洛云施视而不见,很快封轩庭和封佑筌回来,便挡住了双方的目光。而她的心里,却留下一道浅浅的痕迹,分不清楚是愁是忧,抑或不安,还是莫名而来的一缕愧疚。

回神时,西疆乐班已奏完一曲,胡笛箜篌之音,久久绕梁不绝。

“皇上——”忽而有人道,“穆雅来时,便常听人说贵国孝宁郡主文武全才,不知可否有幸一睹其风采。”

这知与不知,问本人不是更好?

被点名的洛云施抬头,没有一起情绪。

封炎放下酒杯,笑道:“你听何人所说?”

穆雅回头远远看了封轩庭一眼,道:“一路上,世子都在讲洛大小姐的事。”

即便是艳名远播的封世子,也因这一句话困窘无言。去迎自己未来的世子妃,一路上却谈论其他女子,也难怪穆雅公主语气中浓郁的醋意——忙向洛云施投去一个歉疚的眼神,表示他本是一片好心为她铺路,怎料这公主会错了意……

洛云施汗颜,难怪进殿前便觉出穆雅对自己莫名的冷漠,原是封轩庭帮了倒忙……

不过他一个万花丛中过的浪荡世子,怎会不知这点女儿心思?那便是故意拿她逗趣,反正男子不在乎名声,想必此刻面上愧疚,内里早已笑翻在地。

果然,穆雅话音刚落,大殿里便隐隐传来笑声,有好事者便打量着洛云施与封轩庭,设想出千万种割不断的联系。

封炎亦道:“是么,那你觉得云丫头如何?”

穆雅一笑,淡淡看洛云施一眼,道:“穆雅不知,所以才想一睹孝宁郡主风采。”

封炎点头,转而向洛云施道:“云丫头,你的意思呢?”

语气十分亲昵,宛如家中长辈。

洛云施起身,恭恭敬敬道:“云施听姨父的。”

封炎似乎满意,道:“你上回为皇后做那舞曲便甚好,瑶元跟朕提了许多次,不如便再做一曲如何。”
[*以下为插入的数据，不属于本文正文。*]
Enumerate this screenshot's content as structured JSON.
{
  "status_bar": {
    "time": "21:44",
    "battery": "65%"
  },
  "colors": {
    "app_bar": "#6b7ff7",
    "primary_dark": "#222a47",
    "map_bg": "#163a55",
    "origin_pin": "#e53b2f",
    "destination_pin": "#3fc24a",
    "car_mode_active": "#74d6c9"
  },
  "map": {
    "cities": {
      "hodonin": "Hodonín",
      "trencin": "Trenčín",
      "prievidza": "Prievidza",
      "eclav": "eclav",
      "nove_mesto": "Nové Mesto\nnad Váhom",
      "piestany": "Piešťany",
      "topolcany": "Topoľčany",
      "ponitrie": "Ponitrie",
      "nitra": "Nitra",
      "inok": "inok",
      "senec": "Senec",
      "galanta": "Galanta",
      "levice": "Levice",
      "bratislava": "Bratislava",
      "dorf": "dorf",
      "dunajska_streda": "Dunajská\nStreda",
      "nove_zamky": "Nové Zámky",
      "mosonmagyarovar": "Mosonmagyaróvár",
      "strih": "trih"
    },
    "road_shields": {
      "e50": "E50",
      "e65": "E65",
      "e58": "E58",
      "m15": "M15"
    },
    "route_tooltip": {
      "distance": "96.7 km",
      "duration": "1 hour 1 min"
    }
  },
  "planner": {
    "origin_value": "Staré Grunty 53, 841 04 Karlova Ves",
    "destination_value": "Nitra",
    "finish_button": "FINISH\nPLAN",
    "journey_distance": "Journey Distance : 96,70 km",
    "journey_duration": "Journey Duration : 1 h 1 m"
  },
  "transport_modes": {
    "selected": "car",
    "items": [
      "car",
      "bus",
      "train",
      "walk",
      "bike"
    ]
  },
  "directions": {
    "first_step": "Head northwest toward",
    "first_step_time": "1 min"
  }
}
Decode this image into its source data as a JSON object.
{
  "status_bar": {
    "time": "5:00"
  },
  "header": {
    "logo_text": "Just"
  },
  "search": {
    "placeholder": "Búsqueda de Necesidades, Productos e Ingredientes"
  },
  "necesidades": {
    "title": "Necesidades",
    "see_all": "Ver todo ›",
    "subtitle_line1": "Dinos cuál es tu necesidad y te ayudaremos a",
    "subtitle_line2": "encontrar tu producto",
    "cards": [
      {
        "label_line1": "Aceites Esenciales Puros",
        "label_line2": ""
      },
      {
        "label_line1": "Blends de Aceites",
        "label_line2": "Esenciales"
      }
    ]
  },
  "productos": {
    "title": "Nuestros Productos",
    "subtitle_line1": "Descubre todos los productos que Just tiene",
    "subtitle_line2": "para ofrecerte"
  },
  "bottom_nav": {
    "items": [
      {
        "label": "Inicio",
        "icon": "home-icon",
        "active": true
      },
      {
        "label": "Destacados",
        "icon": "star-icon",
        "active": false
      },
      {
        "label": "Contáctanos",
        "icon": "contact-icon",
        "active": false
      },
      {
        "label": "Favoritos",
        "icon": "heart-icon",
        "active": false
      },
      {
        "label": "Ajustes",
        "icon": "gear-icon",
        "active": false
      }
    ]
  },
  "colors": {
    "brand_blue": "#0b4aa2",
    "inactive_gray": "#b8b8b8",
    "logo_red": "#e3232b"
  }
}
洛云施抬眸,淡淡一笑:“回姨父,当时不过蒙皇后娘娘与诸位姐妹不弃,云施便献丑罢了,今日殿里可有威武大将军这般高手在,再舞剑岂非班门弄斧了……”

宣正宇等一众武将莫名被点,齐刷刷望了过来。

“那你预备如何。”

洛云施道:“不如由穆雅郡主选一首曲子,云施便以此做舞。”

穆雅答应,思索片刻,道:“听我父王说,汉人有个叫方玥菡的琴圣,曾弹过一首《莲颂》,赞扬女子洁身自好的,不如郡主便以此曲做舞?”

洁身自好……

所有人都听出,她在讽刺洛云施四处招蜂引蝶。方才已笑的,便笑得越发开心了。

封轩庭觉得,自己已被洛云施在心底虐打无数遍,故而悄悄低下了头。

洛云施看他一眼,道:“好。”

莲颂是首琴曲,待洛云施换了衣裳进殿时,却见傅含玉坐在殿前,手里拿着一管长笛,似正等着她回来。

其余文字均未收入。